Poppy slid off the high chair behind the breakfast bar, rummaged through the cupboard and brought out a thin packet of something. ‘I’ve been thinking about that, actually.’
‘What?’
She walked over to the microwave and switched it on. ‘I was thinking about the Beta.’
‘Oh, yeah?’
‘Don’t you ever wonder about all this sometimes? Wonder why they chose us?’
‘Because you guys were the best,’ Jesse said automatically. His teeth were chattering.
‘What does that mean?’
‘You know, they tested us for years. We’re smart, physically fit. We’re of reproductive age—’
‘Yes, yes. I’m not talking about any of that. Sometimes I think it was just some kind of sick test. All those fit-checks, the psych team on the ground. Doesn’t it feel sometimes like instead of us experimenting on Terra, they’re experimenting on us?’
Like the others, Poppy had lost weight, her cheekbones now sharply defined, and there were new hollows under her eyes. Her body was heavy with layers – working boots, a scarf, silver puffa jacket – but even so, as she stood, she kept stamping her feet to keep the blood circulating in her toes. Motes of frost stuck to strands of hair at the end of her ponytail, like sugar crystals.
‘I just think,’ she continued, ‘we’re all so… There’s so much wrong with us.’
‘I don’t think so,’ Jesse said. ‘It’s not us, it’s this situation. There’s nothing normal about this situation, about watching Orlando go up in flames and then half our own ship too. Watching Solomon die and then… and Ara… and…’ He stopped, bit his lip.

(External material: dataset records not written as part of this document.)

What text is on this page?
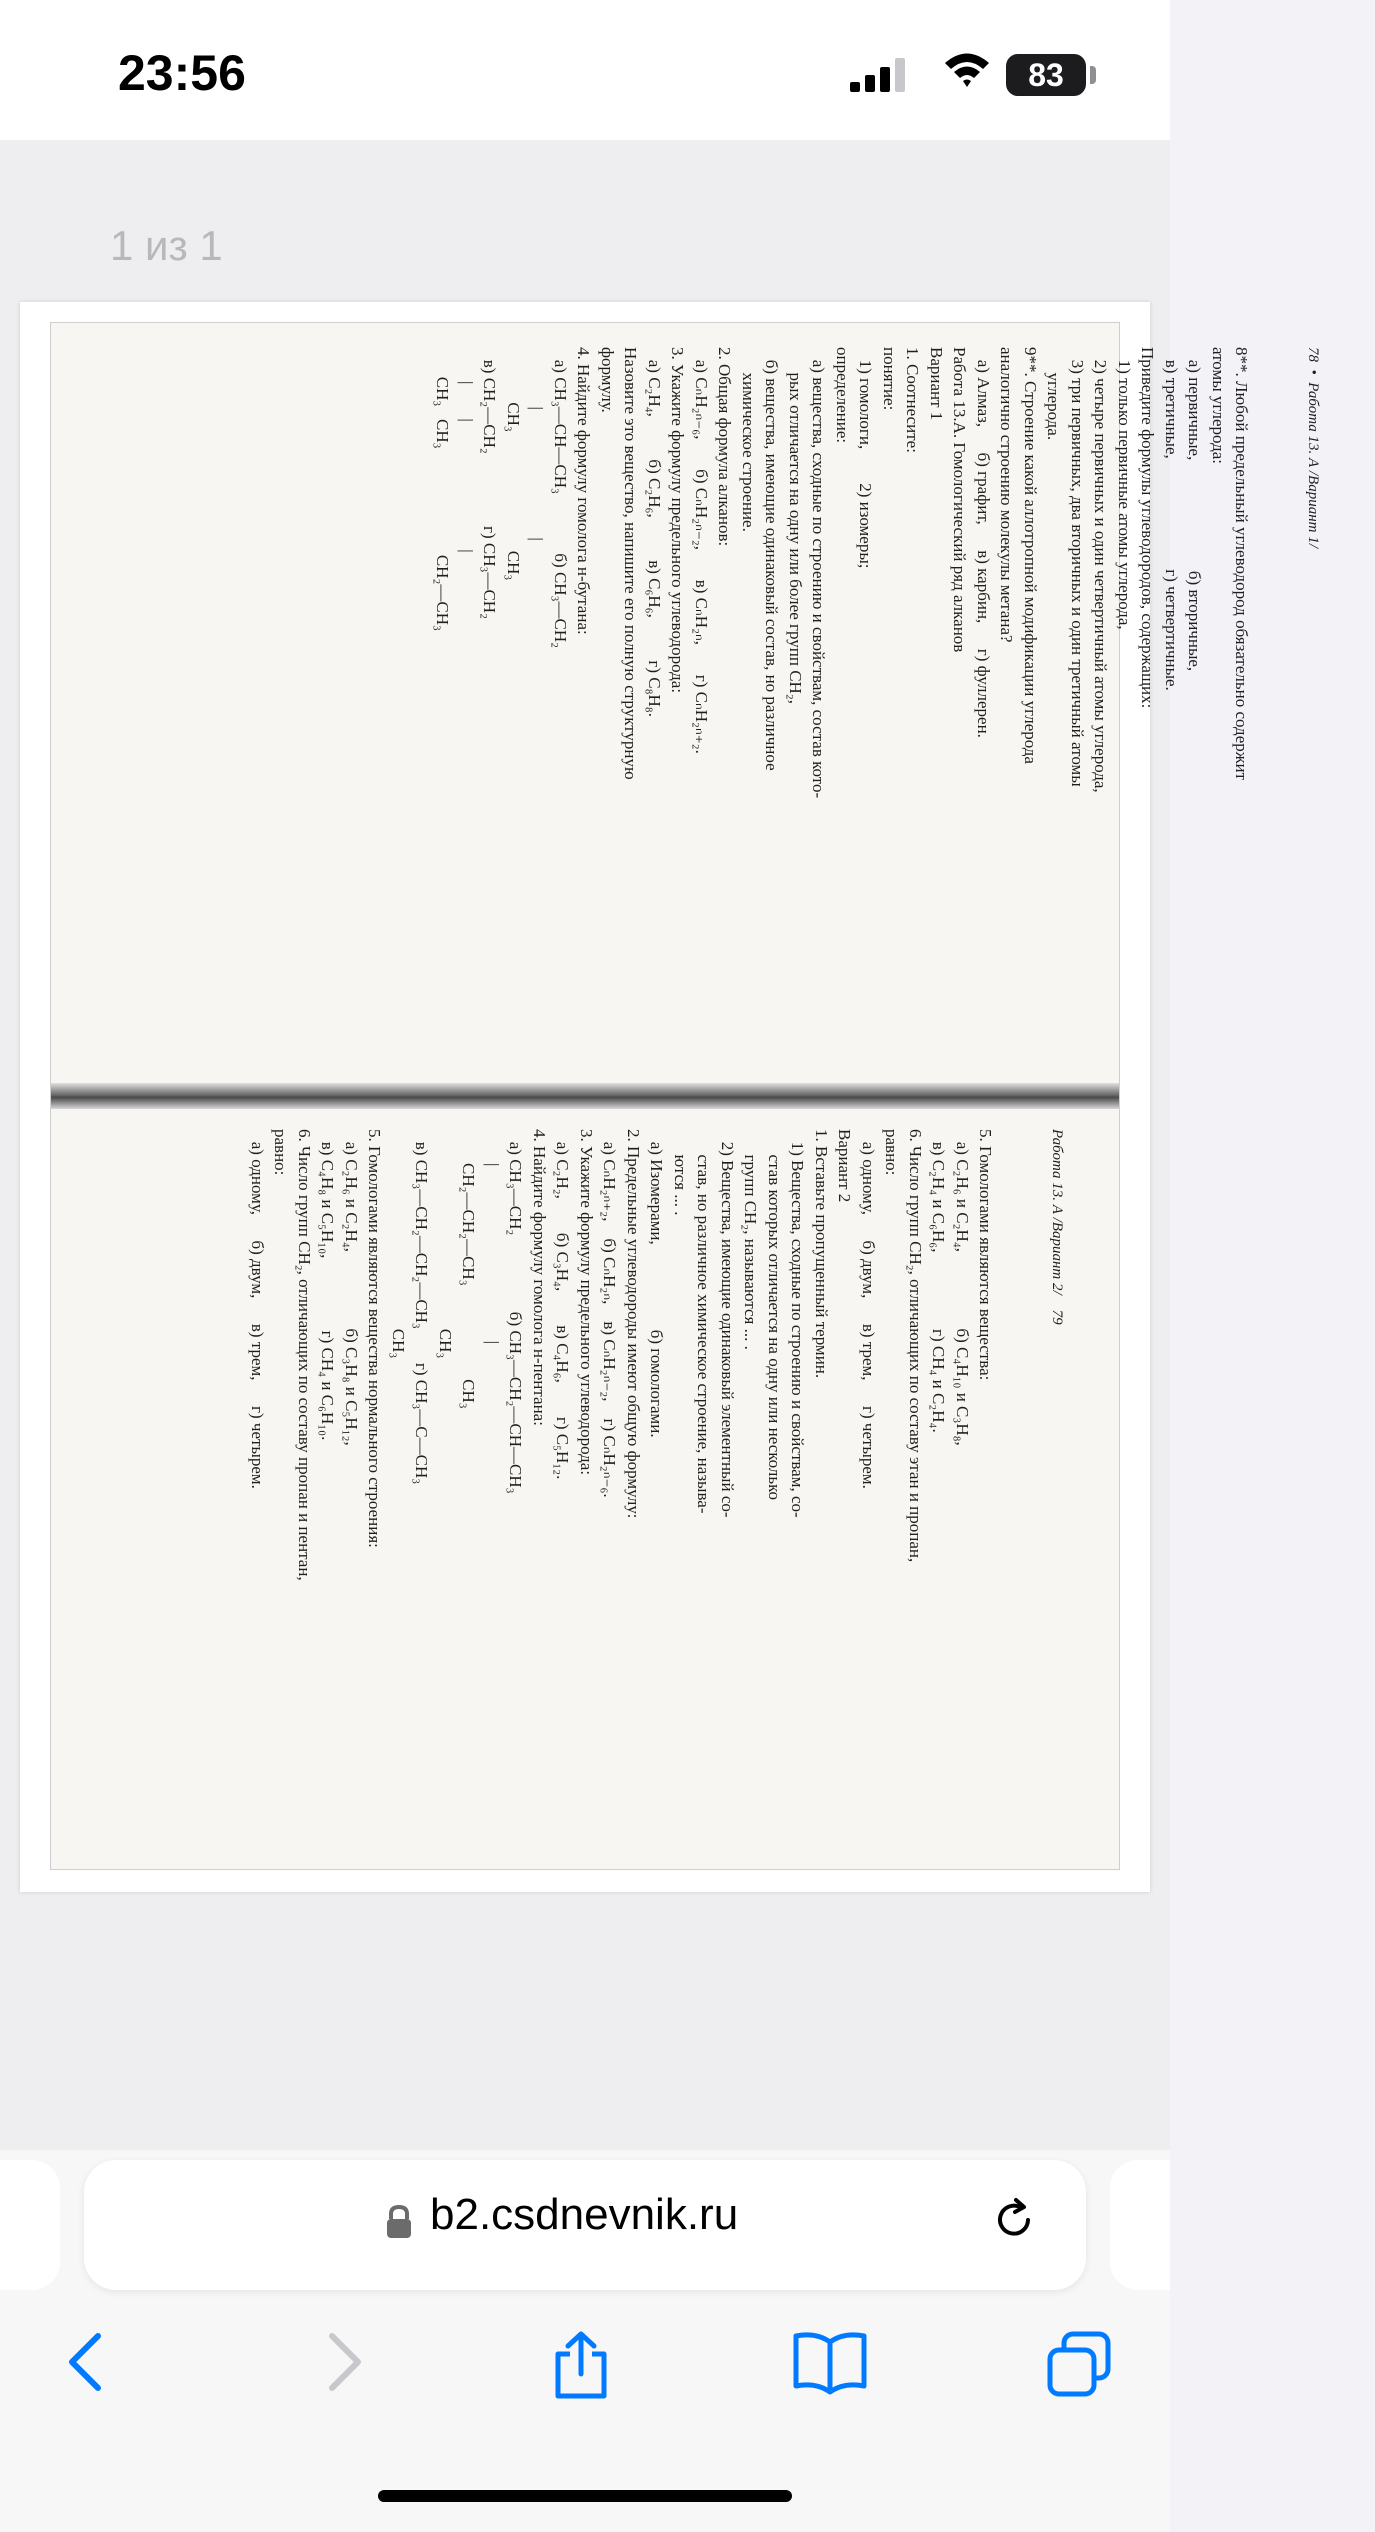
23:56	83
1 из 1

78  •  Работа 13. А /Вариант 1/

8**. Любой предельный углеводород обязательно содержит
атомы углерода:
а) первичные,                          б) вторичные,
в) третичные,                          г) четвертичные.
Приведите формулы углеводородов, содержащих:
1) только первичные атомы углерода,
2) четыре первичных и один четвертичный атомы углерода,
3) три первичных, два вторичных и один третичный атомы
углерода.
9**. Строение какой аллотропной модификации углерода
аналогично строению молекулы метана?
а) Алмаз,      б) графит,      в) карбин,      г) фуллерен.
Работа 13.А. Гомологический ряд алканов
Вариант 1
1. Соотнесите:
понятие:
1) гомологи,        2) изомеры;
определение:
а) вещества, сходные по строению и свойствам, состав кото-
рых отличается на одну или более групп CH₂,
б) вещества, имеющие одинаковый состав, но различное
химическое строение.
2. Общая формула алканов:
а) CₙH₂ₙ₋₆,       б) CₙH₂ₙ₋₂,       в) CₙH₂ₙ,       г) CₙH₂ₙ₊₂.
3. Укажите формулу предельного углеводорода:
а) C₂H₄,          б) C₂H₆,          в) C₆H₆,          г) C₈H₈.
Назовите это вещество, напишите его полную структурную
формулу.
4. Найдите формулу гомолога н-бутана:
а) CH₃—CH—CH₃              б) CH₃—CH₂
|                              |
CH₃                            CH₃
в) CH₂—CH₂                 г) CH₃—CH₂
|        |                              |
CH₃   CH₃                         CH₂—CH₃

Работа 13. А /Вариант 2/    79

5. Гомологами являются вещества:
а) C₂H₆ и C₂H₄,                  б) C₄H₁₀ и C₃H₈,
в) C₂H₄ и C₆H₆,                  г) CH₄ и C₂H₄.
6. Число групп CH₂, отличающих по составу этан и пропан,
равно:
а) одному,      б) двум,      в) трем,      г) четырем.
Вариант 2
1. Вставьте пропущенный термин.
1) Вещества, сходные по строению и свойствам, со-
став которых отличается на одну или несколько
групп CH₂, называются ... .
2) Вещества, имеющие одинаковый элементный со-
став, но различное химическое строение, называ-
ются ... .
а) Изомерами,                    б) гомологами.
2. Предельные углеводороды имеют общую формулу:
а) CₙH₂ₙ₊₂,    б) CₙH₂ₙ,    в) CₙH₂ₙ₋₂,    г) CₙH₂ₙ₋₆.
3. Укажите формулу предельного углеводорода:
а) C₂H₂,        б) C₃H₄,        в) C₄H₆,        г) C₅H₁₂.
4. Найдите формулу гомолога н-пентана:
а) CH₃—CH₂                  б) CH₃—CH₂—CH—CH₃
|                                         |
CH₂—CH₂—CH₃                      CH₃
CH₃
в) CH₃—CH₂—CH₂—CH₃        г) CH₃—C—CH₃
CH₃
5. Гомологами являются вещества нормального строения:
а) C₂H₆ и C₂H₄,                  б) C₃H₈ и C₅H₁₂,
в) C₄H₈ и C₅H₁₀,                 г) CH₄ и C₆H₁₀.
6. Число групп CH₂, отличающих по составу пропан и пентан,
равно:
а) одному,      б) двум,      в) трем,      г) четырем.

b2.csdnevnik.ru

Poppy ran her fingers through her long hair again. She was beginning to lose some of it; stray copper tresses caught between her fingers and pulled away from her scalp. ‘I remembered Christina Abellard.’ For a second the name drew a blank, and then Jesse recalled the tall olive-skinned girl who was on the debating team. ‘And how when they started selections for the Beta we all knew she would make it.’